Diversification is vital to ensuring a healthy and vibrant company, especially in the swiftly changing markets we face as manufacturers today. What may have worked a year or two ago is now often times rendered meaningless to customers today. If you’re not distinct, you’re liable to find yourself extinct.

The success that Victory Energy is realizing today is based upon always being cognizant of where the market is heading. When we started the company in 1999, the ethanol industry represented a large percentage of our business. There’s nothing wrong with “owning” a market; however, you have to be mindful of the inevitable downturn. No industry is immune. Statistics show that business leaders go through at least four economic downturns or recessions in their careers. Another reason to be diversified and not beholden to one industry category.
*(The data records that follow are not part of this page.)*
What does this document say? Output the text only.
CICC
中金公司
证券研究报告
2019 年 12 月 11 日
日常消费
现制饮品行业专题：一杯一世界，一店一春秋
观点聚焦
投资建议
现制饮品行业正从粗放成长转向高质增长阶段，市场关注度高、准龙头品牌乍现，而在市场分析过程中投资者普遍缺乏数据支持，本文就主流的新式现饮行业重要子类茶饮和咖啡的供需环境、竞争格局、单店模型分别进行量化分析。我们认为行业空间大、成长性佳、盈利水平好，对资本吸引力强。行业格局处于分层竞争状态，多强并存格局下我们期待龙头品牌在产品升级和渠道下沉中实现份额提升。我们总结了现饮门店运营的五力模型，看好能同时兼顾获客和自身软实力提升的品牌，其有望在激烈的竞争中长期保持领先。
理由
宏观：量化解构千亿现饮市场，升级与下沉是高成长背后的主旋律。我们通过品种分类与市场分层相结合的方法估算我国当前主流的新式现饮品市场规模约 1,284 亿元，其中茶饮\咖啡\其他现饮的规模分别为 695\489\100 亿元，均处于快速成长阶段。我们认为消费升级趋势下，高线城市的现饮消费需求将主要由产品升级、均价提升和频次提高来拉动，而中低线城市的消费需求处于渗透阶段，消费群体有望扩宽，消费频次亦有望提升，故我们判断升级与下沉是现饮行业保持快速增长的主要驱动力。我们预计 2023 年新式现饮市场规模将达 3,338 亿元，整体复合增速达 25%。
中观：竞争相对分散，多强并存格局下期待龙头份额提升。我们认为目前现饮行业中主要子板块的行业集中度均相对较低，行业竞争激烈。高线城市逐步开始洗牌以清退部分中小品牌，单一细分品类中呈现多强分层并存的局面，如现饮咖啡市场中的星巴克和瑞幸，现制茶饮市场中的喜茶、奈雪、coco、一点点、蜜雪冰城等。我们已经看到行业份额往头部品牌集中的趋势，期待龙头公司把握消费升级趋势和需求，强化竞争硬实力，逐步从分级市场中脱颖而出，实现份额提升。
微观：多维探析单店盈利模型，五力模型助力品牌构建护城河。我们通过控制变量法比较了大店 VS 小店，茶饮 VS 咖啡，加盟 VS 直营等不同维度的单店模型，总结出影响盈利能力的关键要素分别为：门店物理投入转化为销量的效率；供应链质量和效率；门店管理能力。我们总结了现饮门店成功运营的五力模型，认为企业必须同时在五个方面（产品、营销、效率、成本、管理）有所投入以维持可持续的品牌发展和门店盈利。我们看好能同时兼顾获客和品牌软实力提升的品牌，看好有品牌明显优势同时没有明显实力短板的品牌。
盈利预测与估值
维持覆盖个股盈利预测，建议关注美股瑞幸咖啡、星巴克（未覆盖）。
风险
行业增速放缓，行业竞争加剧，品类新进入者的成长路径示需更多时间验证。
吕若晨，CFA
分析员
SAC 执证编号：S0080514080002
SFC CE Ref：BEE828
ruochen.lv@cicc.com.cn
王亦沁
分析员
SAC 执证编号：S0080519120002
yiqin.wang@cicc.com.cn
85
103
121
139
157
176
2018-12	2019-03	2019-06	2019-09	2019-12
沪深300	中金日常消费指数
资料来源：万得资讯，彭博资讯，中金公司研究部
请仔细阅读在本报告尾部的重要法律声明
To me, diversification has always meant being in lock step with customer needs. It requires following trends and aligning product development around where the market is heading rather than where it exists today. You need to stop selling and start listening.

The majority of our products are borne out of market need and direct customer requirements. Our GENESIS HTHW generator emanated from requests from leading higher educational institutions looking for a different solution to campus wide heating applications. In this case, the market drove our diversification.

Operating in the mature boiler and heat recovery industry doesn’t hinder our quest to further diversify the company. For years, customers asked us to get into the burner business. They viewed it as a natural extension for Victory Energy. Now three years later, we surpassed our 100th unit sold. It required investment and patience, and those efforts are paying off in allowing the company to be far more diversified. It’s smart diversification that the market has validated and provides a new and growing revenue stream.

Diversification is about filling market gaps by seizing on unmet customer needs and taking advantage of competitive weakness. It requires having a true pulse on where markets are headed. You need people who can tell you what might be rather than what is. Too many companies suffer from what is commonly called “locked in thinking.” They take the tunnel view of the way the business has always been conducted. They’re not seeing and many times ignoring the opportunities that exist in the markets that they serve. Markets are fickle, they get hot and then go cold quickly. That happened with the oil/sands segment – almost overnight. Your products and services must be elastic enough to serve multiple audiences across several industries. Diversification in your product and services portfolio isn’t just nice to have, it is mandatory. Start diversifying your business today. You’ll be glad you did.